This module contains the scripts for data preparation and preprocessing for Deep-SE.
Run python data/run_script.py
to split the dataset files to train-validation-test sets and tokenises the textual information to be used by Deep-SE.
This script defined three dictionaries (one per each dataset, namely, Tawosi Dataset, Choet Dataset, and Porru Dataset). There is also a list for Pre-training datasets (dataPres
).
Change line 79 to select the dataset that the script should use. Change line 80 if the path to the dataset is different from the dataset coming with this package.
Run script on the Tawosi Dataset
To run the script on the Tawosi dataset, you need to change line 79 to:
datasetDict_ = 'Tawosi_Dataset'
then, execute python data/run_script.py
from the command line. This will split the dataset files and perform tokenization.
Run script on the Pre-training datasets
To run the script on Pre-training datasets, you need to change line 79 to:
datasetDict_ = 'Pretrain_Dataset'
then, execute python data/run_script.py
from the command line.
load_raw_text.py
This script loads the data file and returns the normalised title, description, and story points as separated lists.
After reading the data file, it tries to drop 'created'
column. This column exists in the Tawosi dataset only, and used for ordering the issues and selecting issues for augmentation.
This script also performs a transformation on the distribution of the story points (described in our paper). To toggle between using the transformation or discarding it, please, toggle the comment char in lines 58 and 59, before running the script.
divide_data_sortdate.py
This script receives two arguments, the first one is the path to the data, and the second one is the data file name.

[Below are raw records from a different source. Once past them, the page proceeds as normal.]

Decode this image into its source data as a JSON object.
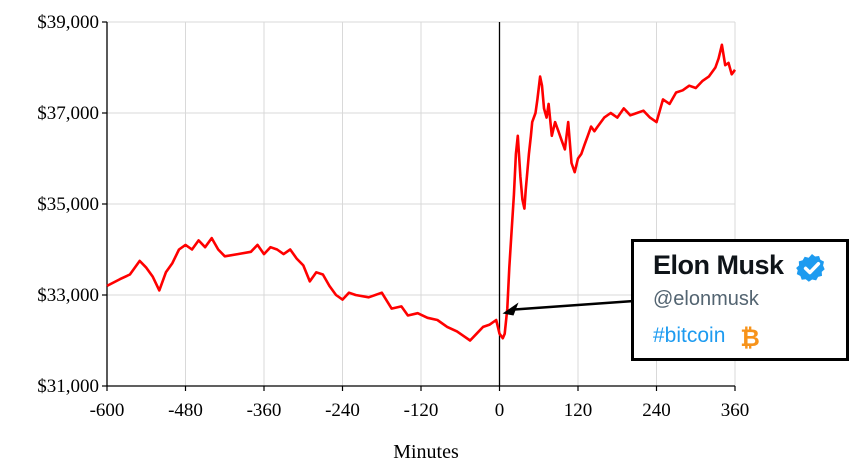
{
  "chart_data": {
    "type": "line",
    "title": "",
    "xlabel": "Minutes",
    "ylabel": "",
    "xlim": [
      -600,
      360
    ],
    "ylim": [
      31000,
      39000
    ],
    "x_ticks": [
      -600,
      -480,
      -360,
      -240,
      -120,
      0,
      120,
      240,
      360
    ],
    "x_tick_labels": [
      "-600",
      "-480",
      "-360",
      "-240",
      "-120",
      "0",
      "120",
      "240",
      "360"
    ],
    "y_ticks": [
      31000,
      33000,
      35000,
      37000,
      39000
    ],
    "y_tick_labels": [
      "$31,000",
      "$33,000",
      "$35,000",
      "$37,000",
      "$39,000"
    ],
    "grid": true,
    "vertical_marker_x": 0,
    "series": [
      {
        "color": "#ff0000",
        "x": [
          -600,
          -580,
          -565,
          -550,
          -540,
          -530,
          -520,
          -510,
          -500,
          -490,
          -480,
          -470,
          -460,
          -450,
          -440,
          -430,
          -420,
          -400,
          -380,
          -370,
          -360,
          -350,
          -340,
          -330,
          -320,
          -310,
          -300,
          -290,
          -280,
          -270,
          -260,
          -250,
          -240,
          -230,
          -220,
          -200,
          -180,
          -165,
          -150,
          -140,
          -125,
          -110,
          -95,
          -80,
          -65,
          -55,
          -45,
          -35,
          -25,
          -15,
          -5,
          0,
          5,
          8,
          12,
          15,
          18,
          22,
          25,
          28,
          32,
          35,
          38,
          40,
          45,
          48,
          50,
          55,
          58,
          62,
          65,
          68,
          72,
          75,
          80,
          85,
          90,
          95,
          100,
          105,
          110,
          115,
          120,
          125,
          130,
          135,
          140,
          145,
          150,
          160,
          170,
          180,
          190,
          200,
          210,
          220,
          230,
          240,
          250,
          260,
          270,
          280,
          290,
          300,
          310,
          320,
          330,
          335,
          340,
          345,
          350,
          355,
          360
        ],
        "y": [
          33200,
          33350,
          33450,
          33750,
          33600,
          33400,
          33100,
          33500,
          33700,
          34000,
          34100,
          34000,
          34200,
          34050,
          34250,
          34000,
          33850,
          33900,
          33950,
          34100,
          33900,
          34050,
          34000,
          33900,
          34000,
          33800,
          33650,
          33300,
          33500,
          33450,
          33200,
          33000,
          32900,
          33050,
          33000,
          32950,
          33050,
          32700,
          32750,
          32550,
          32600,
          32500,
          32450,
          32300,
          32200,
          32100,
          32000,
          32150,
          32300,
          32350,
          32450,
          32150,
          32050,
          32150,
          32700,
          33600,
          34300,
          35200,
          36100,
          36500,
          35600,
          35100,
          34900,
          35300,
          36100,
          36500,
          36800,
          37000,
          37300,
          37800,
          37600,
          37100,
          36900,
          37200,
          36500,
          36800,
          36600,
          36400,
          36200,
          36800,
          35900,
          35700,
          36000,
          36100,
          36300,
          36500,
          36700,
          36600,
          36700,
          36900,
          37000,
          36900,
          37100,
          36950,
          37000,
          37050,
          36900,
          36800,
          37300,
          37200,
          37450,
          37500,
          37600,
          37550,
          37700,
          37800,
          38000,
          38200,
          38500,
          38050,
          38100,
          37850,
          37950
        ]
      }
    ]
  },
  "tweet": {
    "name": "Elon Musk",
    "handle": "@elonmusk",
    "text": "#bitcoin",
    "verified_icon": "verified-badge-icon",
    "coin_icon": "bitcoin-icon",
    "name_color": "#0f1419",
    "handle_color": "#536471",
    "link_color": "#1d9bf0",
    "badge_color": "#1d9bf0",
    "coin_color": "#f7931a"
  }
}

It expects the data file to be sorted, since no ordering is done in the script. The datasets included in this replication package are all sorted based on issue creation date-time.
After reading the first column of the file (i.e., issueKey) to find the number of issues in the file, it starts dividing the issues in three sets with a rate of 60%-20%-20%.
Basically, the script produces a text file in files/
directory inside the current directory (i.e., the directory of the script) with '_3sets.txt' suffix (for example, MESOS_deep-se_3sets.txt).
This file will guide the preprocessing script to divide the data set.
preprocess_storypoint.py
This script receives three arguments, the first one is the path to the data, the second one is the project name (i.e., data file name), and the third onee is the repository name which is actually the name of the pre-training file. The third argument is optional.
The script reads the data file and looks for a file with the project name and '_3sets.txt' suffix created in the previous step. If found, the file is used to split the dataset.
Then the preprocess.py
script is used to tokenise the titles and the descriptions of the issues for each of the splits.
Finally all the chunks of the data are bundled together and stored as a single pickled file named '[project_name].pkl.gz' inside files/
directory in the the current path.
preprocess.py
This script uses tokenizer.perl
to tokenise the set of sentences. If tokeniser did not work, consider changing the tokeniser command at line 6:
tokenizer_cmd = ['/usr/bin/perl', 'tokenizer.perl', '-l', 'en', '-q', '-']
The first argument of the command is the path to Perl installation directory, which needs to be corrected based on your OS and customised installations.
The tokenizer.perl
script is included in the package in the current directory.
preprocess_pretrain.py
This script receives two arguments, the first is the path to the pre-training data, and the second is the data file name, which is the name of the repository.
After reading the file, it divides the issues in a 2-1 ratio, using two-third for training and one-third for validation purpose.
After tokenisation, it produces and stores inside files/
directory in the current directory two files, one with .pkl.gz
extension which contains the tokenised text for pre-training, and the other with .dict.pkl.gz
extension which contains a dictionary build upon the pre-training text and used by preprocess_storypoint.py
, in case pre-training used for Deep-SE.